An investigation by the BBC's Watchdog programme has found that Virgin Media is under-delivering on broadband speed, with some customers receiving 'only a fraction' of what they had signed up for - just 3 per cent, in some cases.
Watchdog accused Virgin of taking on too many customers in some regions, leading to 'issues relating to "over-utilisation."' Customers in those areas were finding it difficult to perform simple broadband tasks, such as streaming video.
For its part, Virgin said that it was 'disappointed' that it had fallen short of its own standards. CEO Tom Mockridge apologised to Virgin's customers and said, "All of our sales agents have been re-briefed on the company's sales policy, and we are providing additional training to ensure everyone complies with it."
Getting the government involved
The BBC's findings come at a pertinent time. The UK government this week launched a £400 million scheme called the Digital Infrastructure Investment Fund, in order to drive the country towards a shift to full fibre. That means committing to rollouts of fibre-to-the-home/premises (FTTH/FTTP), rather than the more common fibre-to-the-cabinet (FTTC). In FTTC deployments, signals are carried by fibre to the nearest street cabinet and then by copper over the remaining distance, which drastically limits speeds.

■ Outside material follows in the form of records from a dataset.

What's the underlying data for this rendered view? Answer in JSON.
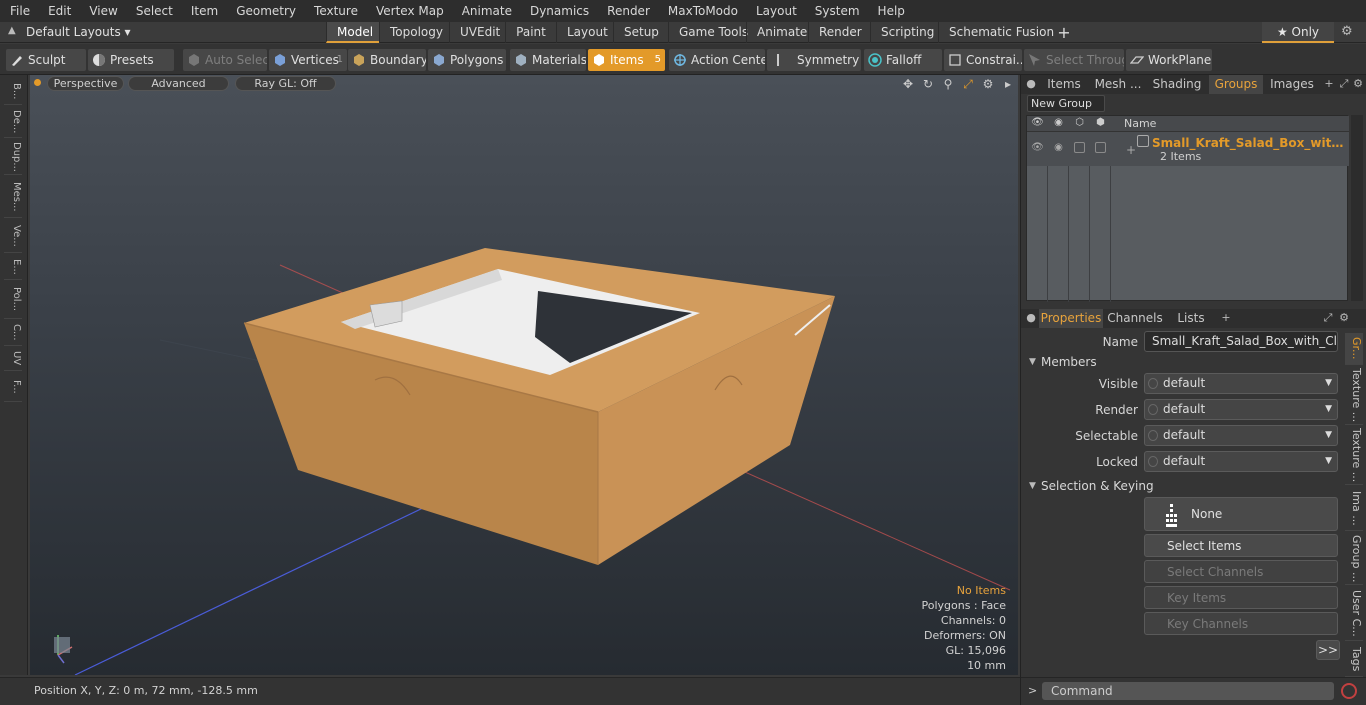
{
  "menu": [
    "File",
    "Edit",
    "View",
    "Select",
    "Item",
    "Geometry",
    "Texture",
    "Vertex Map",
    "Animate",
    "Dynamics",
    "Render",
    "MaxToModo",
    "Layout",
    "System",
    "Help"
  ],
  "layout_dropdown": "Default Layouts ▾",
  "mode_tabs": [
    "Model",
    "Topology",
    "UVEdit",
    "Paint",
    "Layout",
    "Setup",
    "Game Tools",
    "Animate",
    "Render",
    "Scripting",
    "Schematic Fusion"
  ],
  "active_mode": "Model",
  "only_label": "★ Only",
  "toolbar": {
    "sculpt": "Sculpt",
    "presets": "Presets",
    "auto_select": "Auto Select",
    "vertices": "Vertices",
    "vertices_count": "1",
    "boundary": "Boundary",
    "polygons": "Polygons",
    "materials": "Materials",
    "items": "Items",
    "items_count": "5",
    "action_center": "Action Center",
    "symmetry": "Symmetry",
    "falloff": "Falloff",
    "constraints": "Constrai...",
    "select_through": "Select Through",
    "workplane": "WorkPlane"
  },
  "left_tabs": [
    "B...",
    "De...",
    "Dup...",
    "Mes...",
    "Ve...",
    "E...",
    "Pol...",
    "C...",
    "UV",
    "F..."
  ],
  "viewport": {
    "view": "Perspective",
    "shading": "Advanced",
    "raygl": "Ray GL: Off",
    "stats": {
      "items": "No Items",
      "polygons": "Polygons : Face",
      "channels": "Channels: 0",
      "deformers": "Deformers: ON",
      "gl": "GL: 15,096",
      "scale": "10 mm"
    }
  },
  "status": {
    "position": "Position X, Y, Z:   0 m, 72 mm, -128.5 mm"
  },
  "right_tabs": [
    "Items",
    "Mesh ...",
    "Shading",
    "Groups",
    "Images"
  ],
  "active_right_tab": "Groups",
  "new_group": "New Group",
  "groups_table": {
    "name_header": "Name",
    "group_name": "Small_Kraft_Salad_Box_with_Cl ...",
    "group_sub": "2 Items"
  },
  "prop_tabs": [
    "Properties",
    "Channels",
    "Lists"
  ],
  "properties": {
    "name_label": "Name",
    "name_value": "Small_Kraft_Salad_Box_with_Clear_W",
    "members_section": "Members",
    "visible_label": "Visible",
    "visible_value": "default",
    "render_label": "Render",
    "render_value": "default",
    "selectable_label": "Selectable",
    "selectable_value": "default",
    "locked_label": "Locked",
    "locked_value": "default",
    "selkey_section": "Selection & Keying",
    "none_btn": "None",
    "select_items": "Select Items",
    "select_channels": "Select Channels",
    "key_items": "Key Items",
    "key_channels": "Key Channels",
    "more": ">>"
  },
  "side_vtabs": [
    "Gr...",
    "Texture ...",
    "Texture ...",
    "Ima ...",
    "Group ...",
    "User C...",
    "Tags"
  ],
  "command_placeholder": "Command",
  "colors": {
    "accent": "#e39a29",
    "panel": "#353535",
    "viewport_top": "#4a5058",
    "viewport_bottom": "#262b31"
  }
}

It is expected that the public sector investment will be more than matched by private sector funding, meaning a total of over £1 billion will go to the fibre industry. The government has said that it hopes to 'ignite interest from private finance to invest in the sector, resulting in more alternative providers entering and expanding in the market.'
One of those alternative providers, CityFibre, recently proposed a major expansion of its FTTP service on the back of a planned £185 million funding round.